Amano’s first piece – “Yall,” composed in 1948 – praises those struggling for Mali to gain independence from France, which they achieved in 1960. His raspy voice articulates the solemnity of the battlefield: “Men with big tasks for the community, no room for the cowards! This song is no joke, it is not by chance! It’s to remember those who gave their blood to defend our culture. It’s the history of Timbuktu.”As the rhythm slows, a woman plays imzad, a single-stringed bowed instrument which is recognized by UNESCO as an endangered cultural tradition. “My real fear is about young people abandoning their culture,” says Amano. “I see their art as an evolution of cultural awareness that is complementary and not opposed to our original values, as long as they pursue their community’s common objective. As I have the responsibility over my community, I will never let negative feelings prevail.”
Although oral culture is traditionally transmitted from father to son, Amano teaches whoever is willing to learn. At the moment he has 15 students from the age of 12 in the camp. They will hopefully treasure and conserve Tadiazt heritage, as the old man has stopped producing music since he returned to the camp. “As refugees, it is difficult to endorse our culture,” he says. “But as I have the responsibility over my community, I will never let negative feelings prevail. There is a path which is traced; we only need people to step there.”
Songs of exile
Attaye Ag Mohammed, a 35-year-old singer and guitarist, once jammed with Tinariwen and Terakfat, two world-renowned bands from northern Mali. But when rebels raided his house in Léré, in the Timbuktu region, in March 2013, he fled west to Mauritania. He first encountered UNHCR at the border town of Fassala, where he and his family received assistance before moving to Mberra refugee camp.
The video shows Attaye Ag Mohammed performing in Léré before the conflict. UNHCR / Helena Pes
It was in his hometown that Attaye formed his band TASSAKE in 1999, after returning from six years in Libya, where, like many others, he had been forced to migrate in search of work following severe droughts. There, Attaye came in contact with the desert blues bands and started to put his own economic exile into verses. Since then, he prefers to let the guitar speak for him, as “the guitar is the voice of the soul.”

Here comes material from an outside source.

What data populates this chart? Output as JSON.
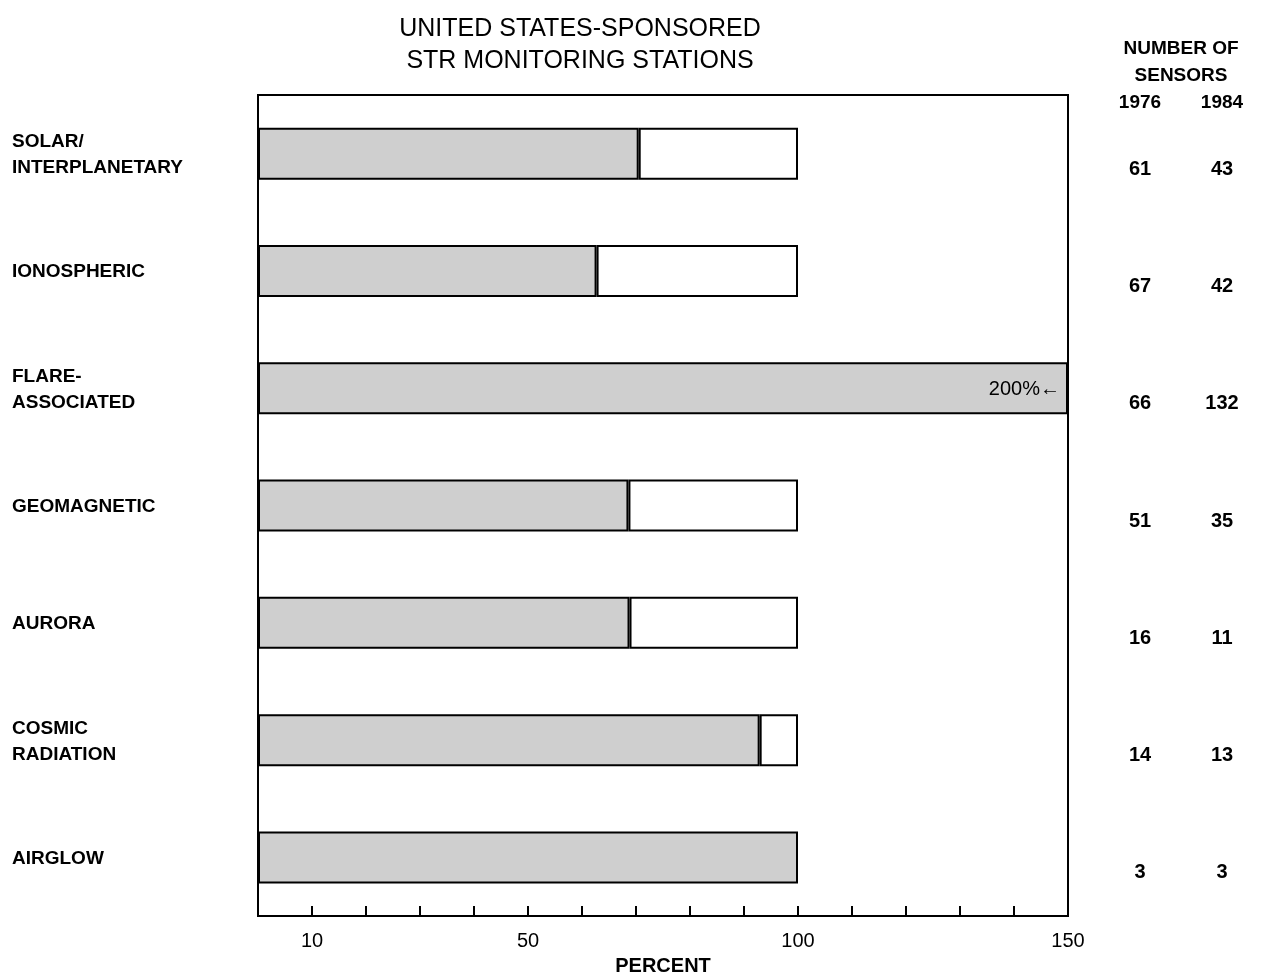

Attaye’s music evokes a nostalgic sense of roving: “Everything we went through in our journey marks us with unforgettable memories of ourselves. Exile is an irresistible compulsion, forcing people away from their homes. But nothing in life can take away someone’s love for the country of origin.” He also remembers his hometown: “My brothers, Léré’s massacre cannot be forgotten. I sing for Léré. There I left everything.” For people like Attaye, a peaceful return home is the only solution, yet this seems unlikely in the near future.
Songs of love
With his fun-loving enthusiasm, Hamma Ag Awaissoune is a charismatic musician and a community mobilizer in Mberra camp. Born the son of a religious leader who still opposes his musical career, he was a refugee boy in Mauritania in 1993 when he made his first guitar by himself out of recycled tin and started to play music.

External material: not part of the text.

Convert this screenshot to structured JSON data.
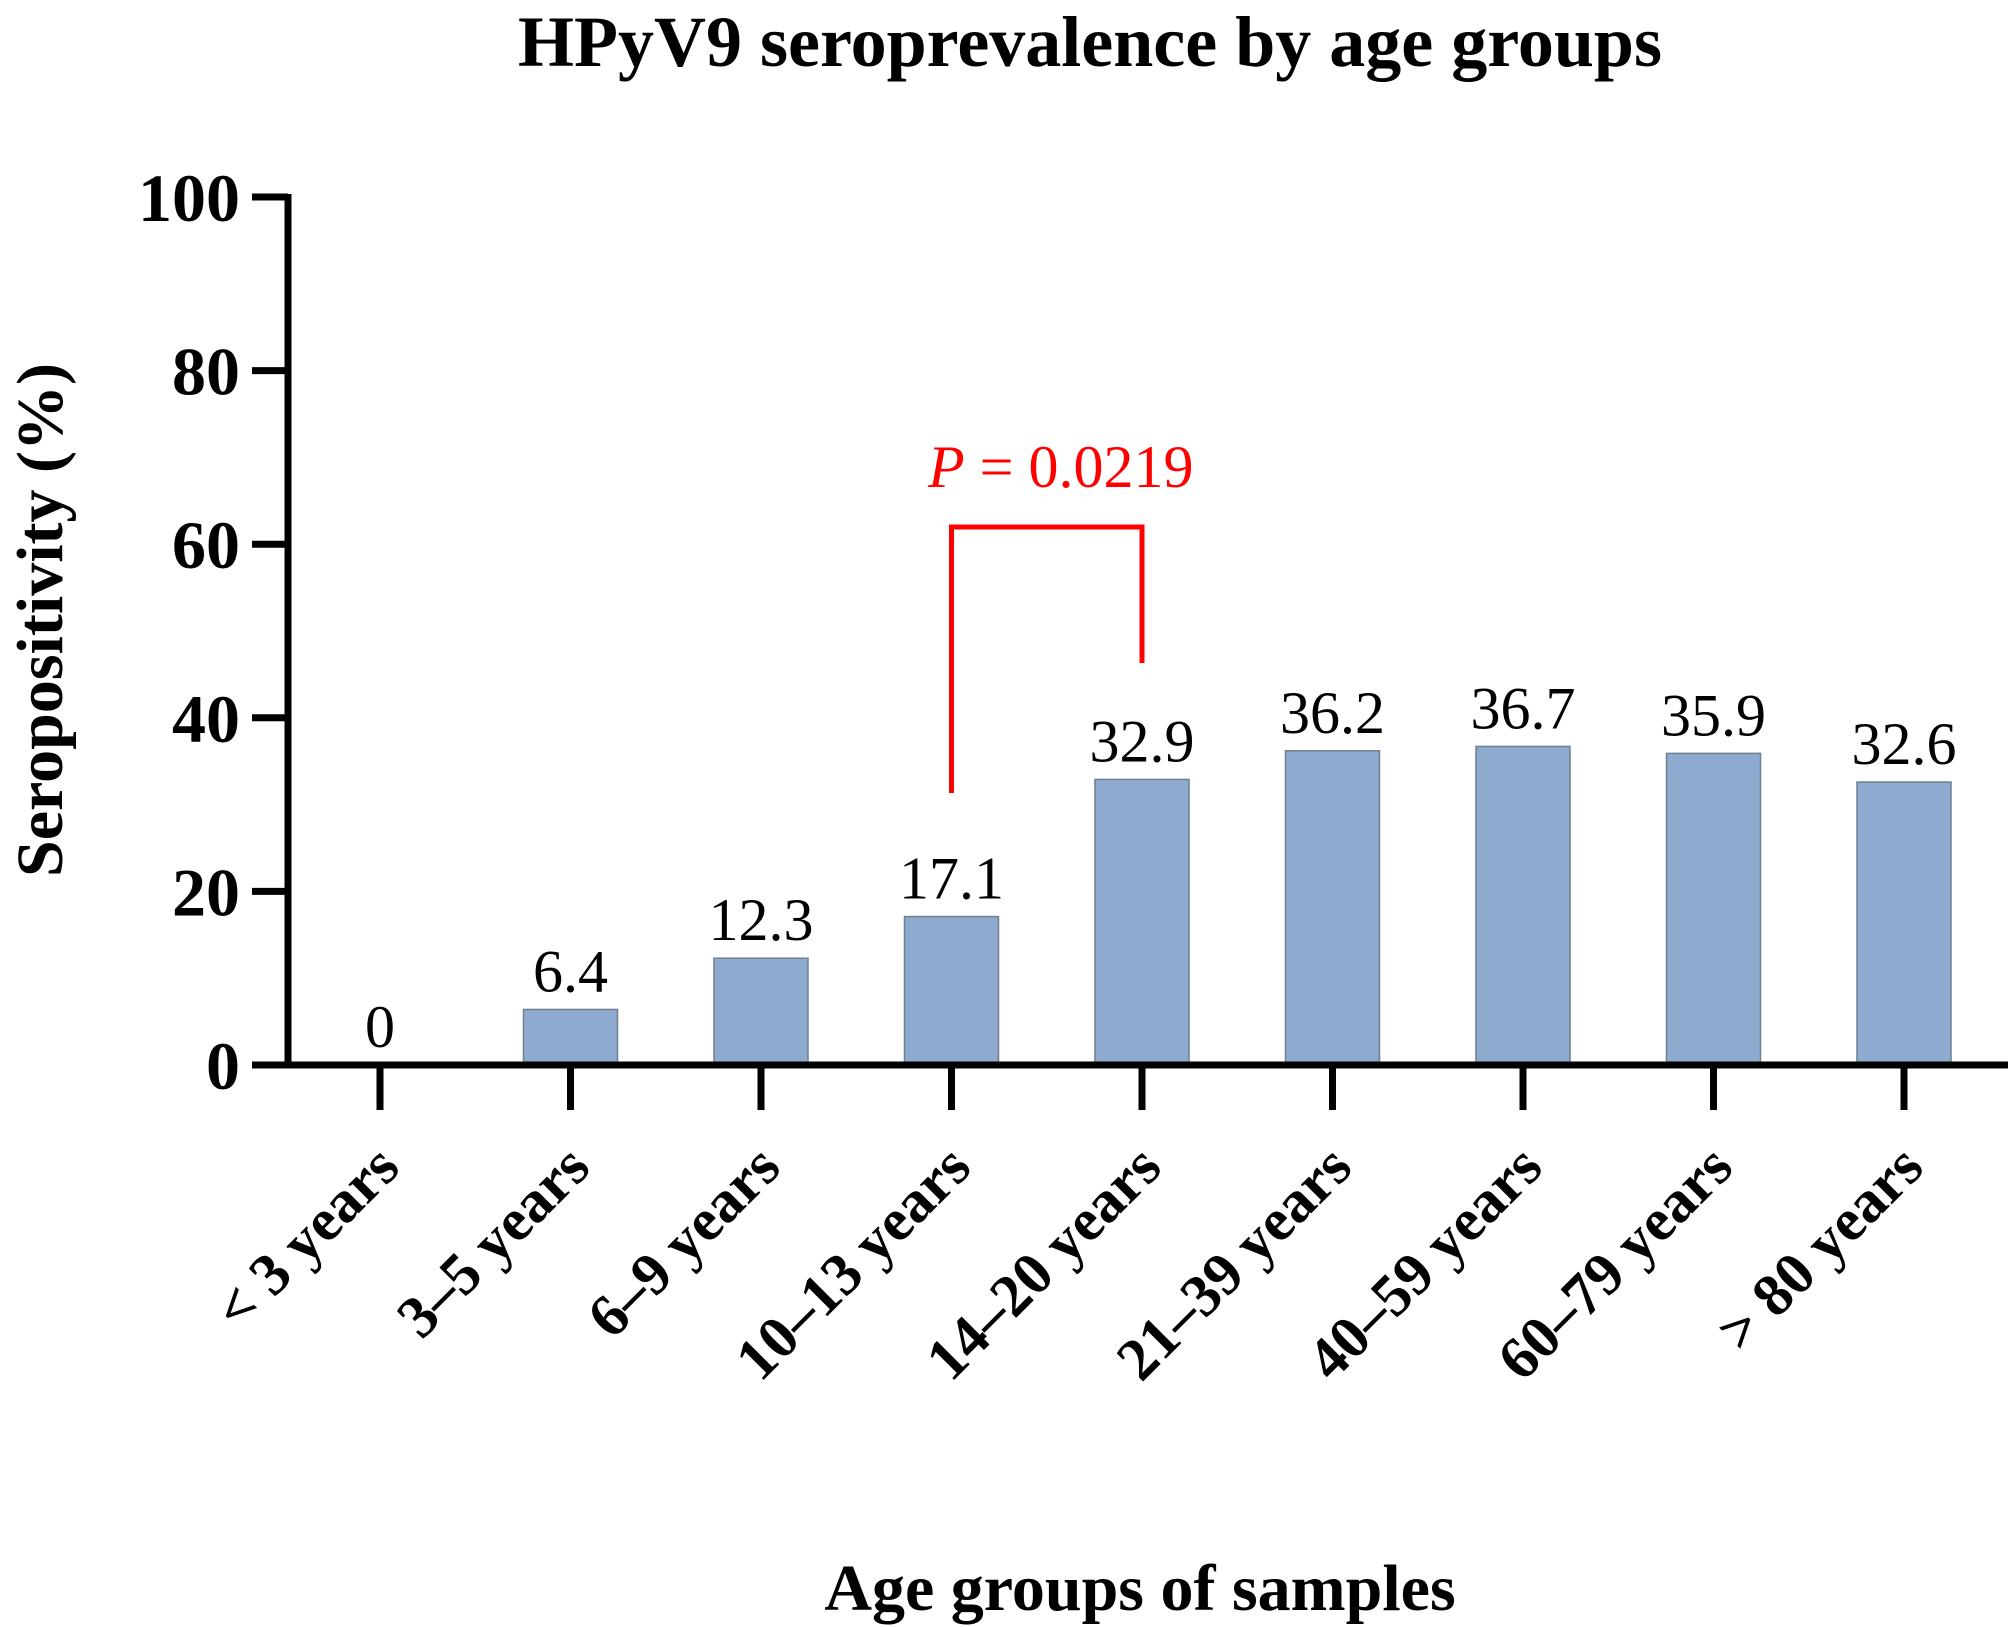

Video: UNHCR/Abdoulaye Diop
Despite the challenges, Hamma performed around Mali and Mauritania until 2012, when he performed at the world-wide renowned Festival au Désert. That was the last edition of the festival before violence put an end to all artistic events in Mali and forced Hamma to flee. Being a refugee did not dishearten him. It actually led him to play an active role in raising awareness among refugees. He dedicated his song Taflist, which means “confidence” in Tamashek, to encourage refugees not to lose hope.
Hamma is a writer of love songs, where the concept of love can be interpreted as commitment to a cause or love for the country of origin: “I know where the desert is. I call on you, my soul, to keep living. Love is a garden. If you don’t give it water, it dies. Love is religion. When we stop praying, it’s lost.”